Kelman seems like a nice guy, and I bet he’s a blast at parties, but in his enthusiasm for his business model and his role as the Rebel CEO, he omits the truth about his business model, which is that it is non-profitable. It just costs too much to help buyers buy and sellers to sell homes. His interviews, taken as a whole, imply (and sometimes just come right out and say) that traditional full-service agents overcharge for their services.

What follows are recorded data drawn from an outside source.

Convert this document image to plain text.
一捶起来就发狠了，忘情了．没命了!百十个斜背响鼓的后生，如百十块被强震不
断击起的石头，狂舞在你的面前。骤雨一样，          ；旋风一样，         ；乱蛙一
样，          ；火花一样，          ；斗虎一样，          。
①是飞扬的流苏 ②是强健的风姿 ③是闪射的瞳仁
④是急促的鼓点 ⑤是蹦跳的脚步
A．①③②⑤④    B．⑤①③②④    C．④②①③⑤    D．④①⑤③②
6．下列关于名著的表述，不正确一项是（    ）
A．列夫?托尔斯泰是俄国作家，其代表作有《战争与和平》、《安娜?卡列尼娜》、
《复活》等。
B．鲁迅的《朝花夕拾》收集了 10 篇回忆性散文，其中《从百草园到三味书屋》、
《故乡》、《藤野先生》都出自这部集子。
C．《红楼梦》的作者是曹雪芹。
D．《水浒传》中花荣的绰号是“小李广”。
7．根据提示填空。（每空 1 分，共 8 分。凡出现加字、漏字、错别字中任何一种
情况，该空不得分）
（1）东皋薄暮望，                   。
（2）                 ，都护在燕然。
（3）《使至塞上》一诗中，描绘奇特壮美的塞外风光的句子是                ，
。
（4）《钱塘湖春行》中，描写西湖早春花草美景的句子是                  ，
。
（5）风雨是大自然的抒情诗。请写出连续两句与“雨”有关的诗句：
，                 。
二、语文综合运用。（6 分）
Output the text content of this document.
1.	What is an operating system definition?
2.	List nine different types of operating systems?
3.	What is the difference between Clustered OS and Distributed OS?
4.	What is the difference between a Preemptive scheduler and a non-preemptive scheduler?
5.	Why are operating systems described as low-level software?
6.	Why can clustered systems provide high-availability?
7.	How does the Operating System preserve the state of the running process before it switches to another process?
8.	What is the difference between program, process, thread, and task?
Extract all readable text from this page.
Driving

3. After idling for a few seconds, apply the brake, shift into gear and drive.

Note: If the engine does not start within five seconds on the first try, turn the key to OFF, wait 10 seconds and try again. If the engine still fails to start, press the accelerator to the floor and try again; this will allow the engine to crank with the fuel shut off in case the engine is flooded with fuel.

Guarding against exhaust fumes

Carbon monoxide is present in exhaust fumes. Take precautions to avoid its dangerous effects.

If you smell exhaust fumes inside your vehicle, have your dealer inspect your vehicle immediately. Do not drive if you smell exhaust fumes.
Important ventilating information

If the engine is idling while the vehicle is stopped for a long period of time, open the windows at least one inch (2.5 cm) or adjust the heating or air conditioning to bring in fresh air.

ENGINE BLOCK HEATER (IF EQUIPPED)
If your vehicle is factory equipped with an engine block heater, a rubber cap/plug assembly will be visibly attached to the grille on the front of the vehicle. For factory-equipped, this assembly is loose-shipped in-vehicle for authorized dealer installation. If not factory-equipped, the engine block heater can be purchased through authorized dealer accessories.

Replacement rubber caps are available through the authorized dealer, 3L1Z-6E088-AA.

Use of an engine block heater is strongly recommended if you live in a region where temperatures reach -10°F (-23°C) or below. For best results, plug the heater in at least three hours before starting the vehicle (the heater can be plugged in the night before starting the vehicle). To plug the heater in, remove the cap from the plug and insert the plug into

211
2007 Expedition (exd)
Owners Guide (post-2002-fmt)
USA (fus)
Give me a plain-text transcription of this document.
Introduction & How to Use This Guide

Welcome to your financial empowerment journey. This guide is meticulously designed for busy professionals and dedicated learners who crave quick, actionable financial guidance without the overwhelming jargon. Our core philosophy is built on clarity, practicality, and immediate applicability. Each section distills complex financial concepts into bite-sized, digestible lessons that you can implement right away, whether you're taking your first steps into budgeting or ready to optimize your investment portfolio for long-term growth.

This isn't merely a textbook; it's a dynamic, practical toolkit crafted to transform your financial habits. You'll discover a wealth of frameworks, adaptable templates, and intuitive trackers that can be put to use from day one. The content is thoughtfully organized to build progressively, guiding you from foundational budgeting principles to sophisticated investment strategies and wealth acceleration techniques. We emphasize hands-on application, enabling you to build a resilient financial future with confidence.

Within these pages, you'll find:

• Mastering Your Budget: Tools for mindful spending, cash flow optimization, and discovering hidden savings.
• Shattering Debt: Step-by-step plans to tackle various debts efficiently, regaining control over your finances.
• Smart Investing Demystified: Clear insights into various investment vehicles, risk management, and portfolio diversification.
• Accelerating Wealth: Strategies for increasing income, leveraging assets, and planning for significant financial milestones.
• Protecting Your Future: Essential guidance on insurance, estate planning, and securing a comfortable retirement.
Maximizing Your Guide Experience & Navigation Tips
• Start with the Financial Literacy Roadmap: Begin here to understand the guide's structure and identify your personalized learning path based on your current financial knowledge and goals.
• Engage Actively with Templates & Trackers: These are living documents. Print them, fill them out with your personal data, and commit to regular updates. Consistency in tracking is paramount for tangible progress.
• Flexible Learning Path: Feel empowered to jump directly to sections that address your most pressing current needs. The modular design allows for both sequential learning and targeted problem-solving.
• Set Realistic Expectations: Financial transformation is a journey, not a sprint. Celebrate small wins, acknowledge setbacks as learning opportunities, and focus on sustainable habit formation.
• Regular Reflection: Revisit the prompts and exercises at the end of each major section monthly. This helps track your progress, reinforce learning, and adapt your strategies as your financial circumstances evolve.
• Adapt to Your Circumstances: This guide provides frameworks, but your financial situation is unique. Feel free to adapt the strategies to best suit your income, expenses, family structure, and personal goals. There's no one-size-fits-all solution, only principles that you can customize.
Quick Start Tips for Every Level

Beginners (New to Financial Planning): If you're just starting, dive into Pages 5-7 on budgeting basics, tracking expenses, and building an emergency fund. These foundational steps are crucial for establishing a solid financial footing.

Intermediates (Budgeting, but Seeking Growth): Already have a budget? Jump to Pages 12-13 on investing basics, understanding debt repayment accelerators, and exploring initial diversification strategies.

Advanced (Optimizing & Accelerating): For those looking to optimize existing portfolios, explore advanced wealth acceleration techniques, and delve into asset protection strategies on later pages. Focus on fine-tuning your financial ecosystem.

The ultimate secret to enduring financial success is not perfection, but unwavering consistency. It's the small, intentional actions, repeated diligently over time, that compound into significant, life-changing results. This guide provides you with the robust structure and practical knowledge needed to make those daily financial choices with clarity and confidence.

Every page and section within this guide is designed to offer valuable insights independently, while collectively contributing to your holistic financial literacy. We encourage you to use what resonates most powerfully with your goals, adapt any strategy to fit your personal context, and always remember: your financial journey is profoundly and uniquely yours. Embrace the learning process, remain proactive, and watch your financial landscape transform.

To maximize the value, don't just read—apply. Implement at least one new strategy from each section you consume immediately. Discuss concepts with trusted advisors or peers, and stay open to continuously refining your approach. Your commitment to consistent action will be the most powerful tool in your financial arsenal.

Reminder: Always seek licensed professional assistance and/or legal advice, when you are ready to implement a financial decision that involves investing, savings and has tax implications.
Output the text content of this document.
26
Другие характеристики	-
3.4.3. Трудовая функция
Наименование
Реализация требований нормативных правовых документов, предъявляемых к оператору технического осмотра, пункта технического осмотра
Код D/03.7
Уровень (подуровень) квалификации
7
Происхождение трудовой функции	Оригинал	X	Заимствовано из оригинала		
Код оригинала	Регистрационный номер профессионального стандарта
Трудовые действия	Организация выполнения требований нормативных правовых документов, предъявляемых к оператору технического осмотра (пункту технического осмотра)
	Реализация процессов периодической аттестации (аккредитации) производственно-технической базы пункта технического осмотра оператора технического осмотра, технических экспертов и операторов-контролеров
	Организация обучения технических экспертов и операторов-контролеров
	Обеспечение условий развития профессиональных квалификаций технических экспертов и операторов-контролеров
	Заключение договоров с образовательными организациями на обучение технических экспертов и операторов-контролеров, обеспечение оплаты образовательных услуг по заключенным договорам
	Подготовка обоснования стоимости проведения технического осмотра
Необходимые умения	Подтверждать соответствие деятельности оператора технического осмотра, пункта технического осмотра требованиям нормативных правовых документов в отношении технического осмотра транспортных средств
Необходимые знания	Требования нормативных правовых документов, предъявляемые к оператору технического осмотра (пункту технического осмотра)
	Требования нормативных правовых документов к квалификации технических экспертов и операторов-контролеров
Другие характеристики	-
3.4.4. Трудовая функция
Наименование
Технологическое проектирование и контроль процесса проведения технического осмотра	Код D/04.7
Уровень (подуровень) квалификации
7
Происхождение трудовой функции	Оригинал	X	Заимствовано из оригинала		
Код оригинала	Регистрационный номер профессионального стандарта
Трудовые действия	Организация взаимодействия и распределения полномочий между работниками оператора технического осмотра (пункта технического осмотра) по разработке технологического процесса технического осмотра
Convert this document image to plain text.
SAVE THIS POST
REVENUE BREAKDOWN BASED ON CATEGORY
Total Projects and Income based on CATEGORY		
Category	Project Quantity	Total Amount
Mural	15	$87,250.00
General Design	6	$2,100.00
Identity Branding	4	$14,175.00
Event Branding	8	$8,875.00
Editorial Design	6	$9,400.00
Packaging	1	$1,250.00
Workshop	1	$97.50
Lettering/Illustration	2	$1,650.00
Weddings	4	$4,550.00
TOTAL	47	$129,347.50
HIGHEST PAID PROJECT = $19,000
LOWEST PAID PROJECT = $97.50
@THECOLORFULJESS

It costs MORE than $2000.00 (their listing fee) to sell a house. Even if the house sells in 1 day, there are overhead costs, office space, administrative support, infrastructure, both real and virtual, website development and support, basic signage, keyboxes, advertising, etc…. It may have taken a particular real estate agency years to develop a brand. It took years to develop an MLS and it takes constant maintenance to keep it up-and-running. These are all real costs for the agency. If the seller doesn’t want to participate in paying for these costs, then they should definitely go to the venture-capital-subsidized Redfin, at least until they run out of money. After that, they could probably go to another discount (no brand name) broker or try FSBO.

Brian Brady had an excellent article Is Your Broker Profitable?- Traditional Brokerage laying out, at least for him, the costs to do business. This is probably closer to the truth than what Redfin is espousing, refunding 66% of the commission to the buyer (unless you work for Microsoft, then the buyer gets a whopping 75% back.)

When a standard Errors & Omissions Insurance policy has a $5000.00 deductible, it doesn’t make sense to collect less than that in a real estate transaction.

Redfin fuels the birth of the rebel consumer and the rise of the techno geek as it attempts to co-opt and capitalize on “alternative culture” v.s. the established real estate business. Kelman’s stance as a rebel who takes pride in this revolutionary, “out of the box” thinking — while hoping to extract hefty profits at some point in the future — rings hollow and untrue.

It’s branding, product placement, posturing and public relations.

Traditional real estate is PC. Redfin is Apple.

Kris Berg called this the Flinstones v.s. The Jetsons. Redfin, by pandering and selling to Rebel Consumer who demonstrates his nonconformity by his purchasing habits, ensure themselves a clientele by feeding this kind of buyer/seller’s need to be seen as an outsider smashing convention, and Redfin is there helping to feed this delusion funded by a dwindling $8M in venture capital.